Car arrive alors en scène le meilleur personnage du film, incarné par le majestueux Ron Perlman. Si ses interventions télés se révélaient être un régal de cynisme et d’hypocrisie politique (le personnage passant son temps à recycler d’énormes clichés), on découvre un homme posé et calculateur, se disant conscient de la radicalité de ses prises de position (utilisées pour faire de l’audimat) alors que ses opinions réelles se trouvent finalement très centrées. Sa théorie consiste à dire que si les extrêmes font parler d’eux, la majorité se situe clairement davantage vers le centre et a tendance à se modérer (et donc qu’il contribue, par ses actions critiques, à modérer la société (un baratin facilement destructible, mais convaincant dans le ton)). En confrontant enfin un personnage intelligent au groupe, les opinions divergent, et l’exécution prévue ressemble alors à un vote de démocratie. Le climax politique parfait, et d’une ambition vraiment inattendue pour un film de ce calibre. La figure d’Hitler étant revenue à plusieurs reprises dans les débats, le film fonde sa conclusion sur le fait que beaucoup de gens sont des suiveurs, et qu’ils se rallient à des individus qu’ils trouvent charismatiques et sur lesquels ils calquent leurs idées.
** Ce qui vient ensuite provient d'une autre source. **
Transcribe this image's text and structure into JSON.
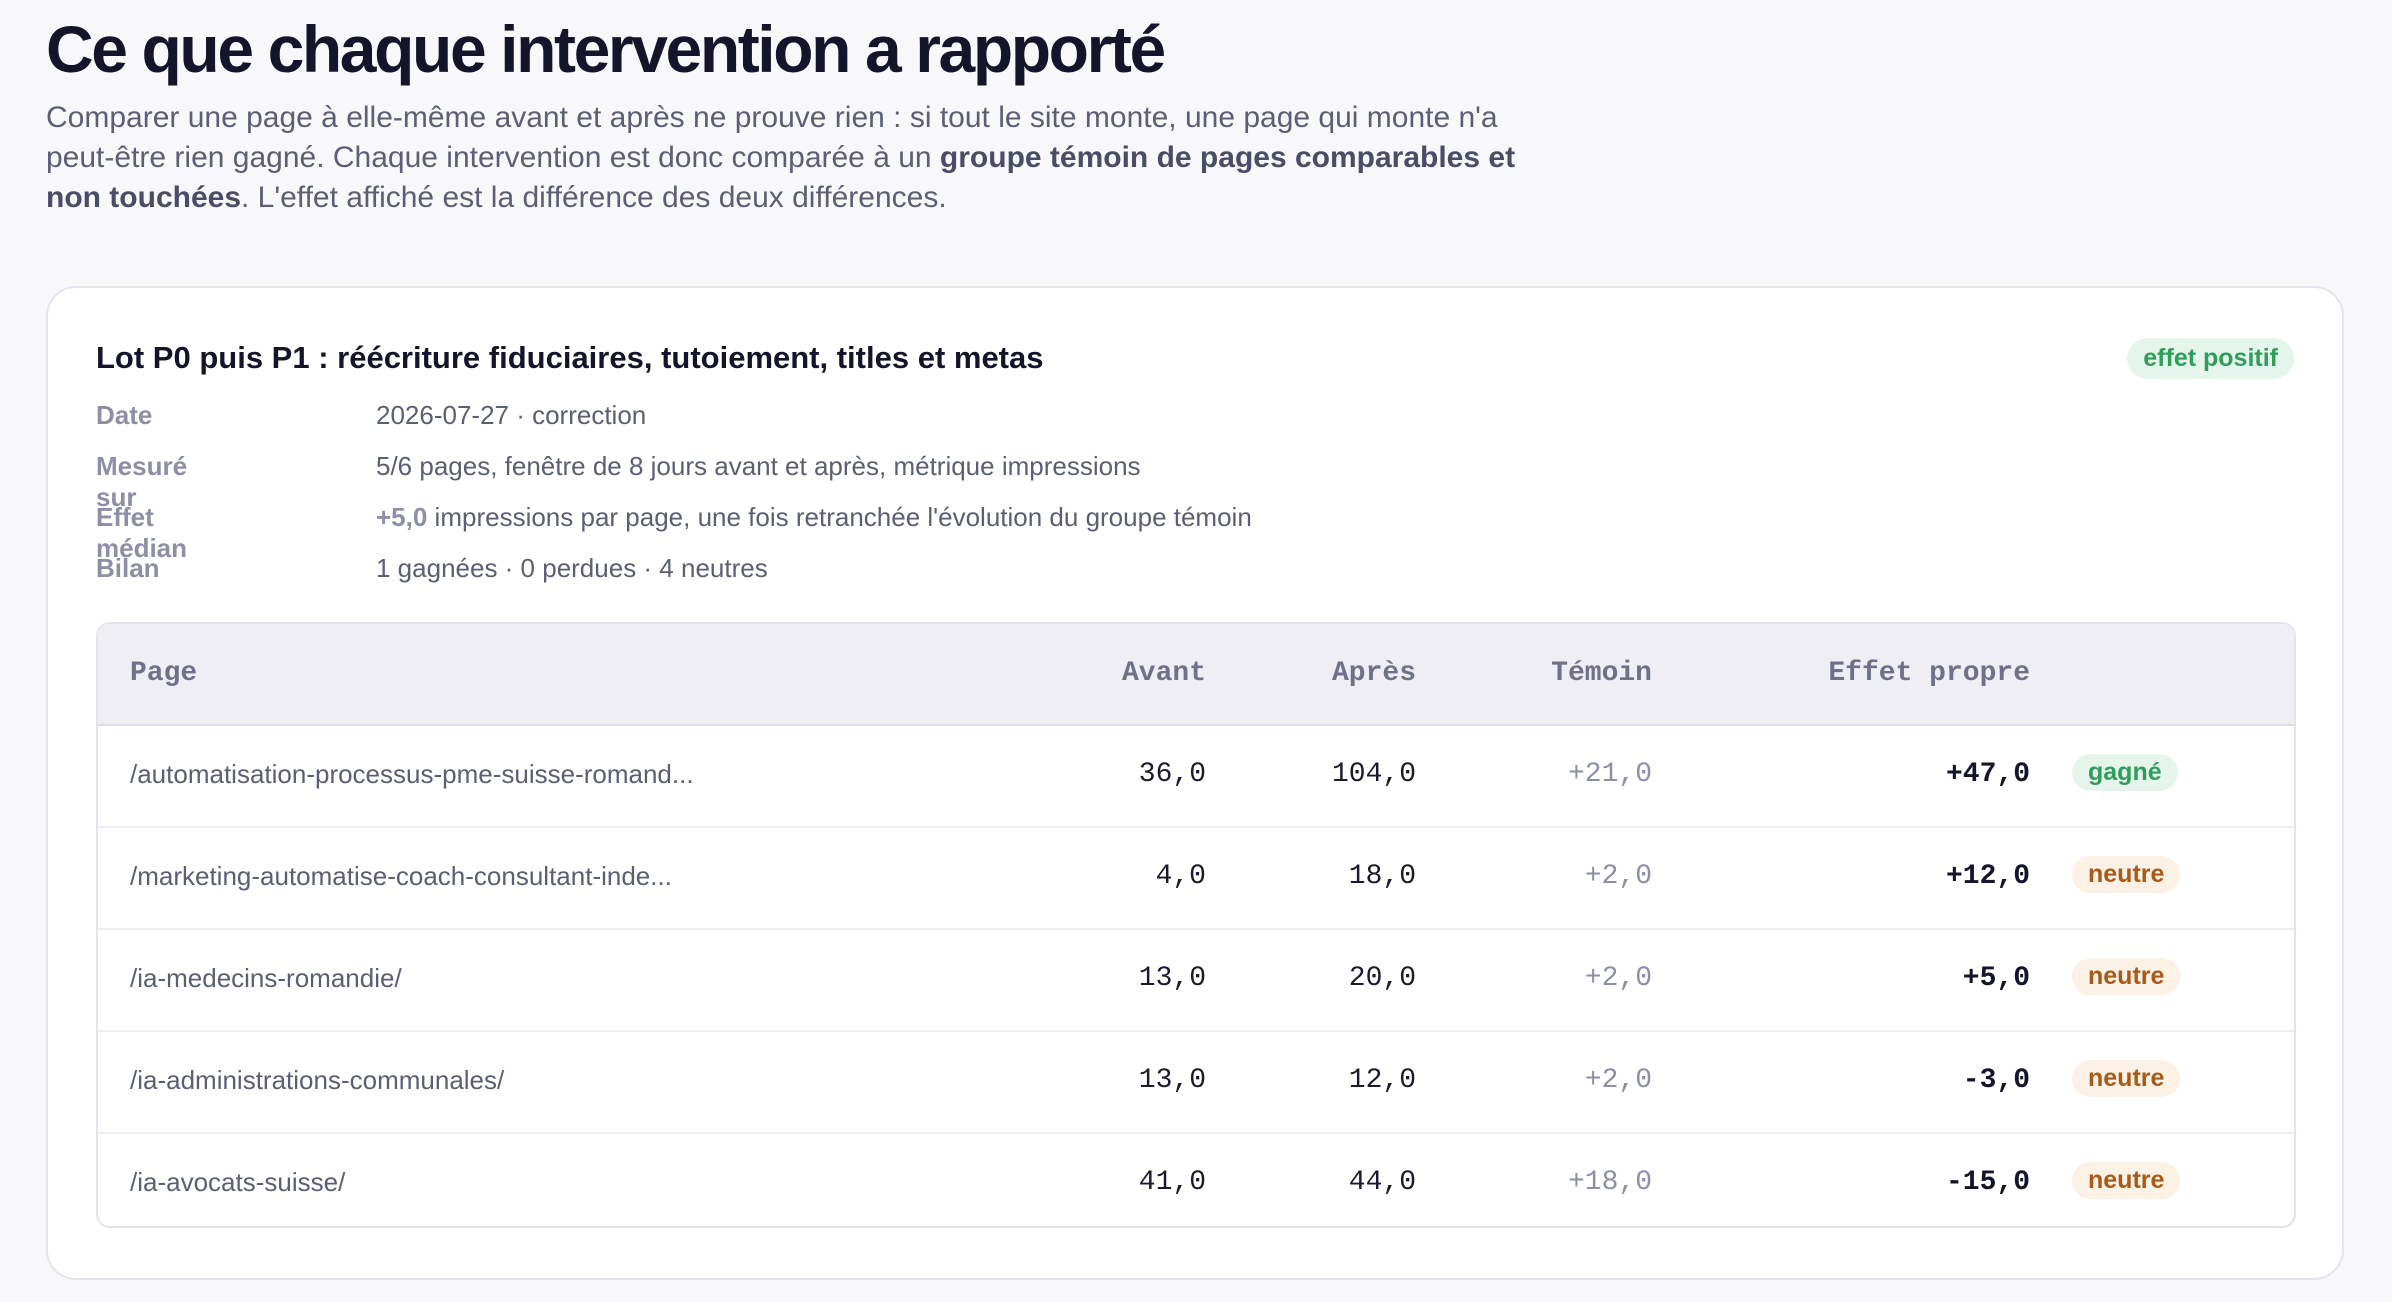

Une façon comme une autre de dire qu’Hitler s’était appuyé sur la masse pour émerger, et que la politique fonctionne toujours un peu de cette façon aujourd’hui. Une mise en garde de gauche contre les opinions extrêmes donc, qui prévient de l’intelligence des bonimenteurs utilisant les lieux communs avec du politiquement incorrects pour récolter soutien, confiance, tout en semant le trouble chez les partis adverses. Le propos était ambitieux, et le constat facile à comprendre. Malheureusement, le comique initial avait d’autres visées, faisant au final un film inégal. La modestie du projet rajoute à cela le modeste jeu d’acteur (digne d’une série télé) et un visuel de petite envergure (une faiblesse technique à mettre sur le compte de sa modestie. Toutefois, le film se révèle surprenant dans son ton résolument politique, qui apporte un peu de fraîcheur à la comédie noire promise.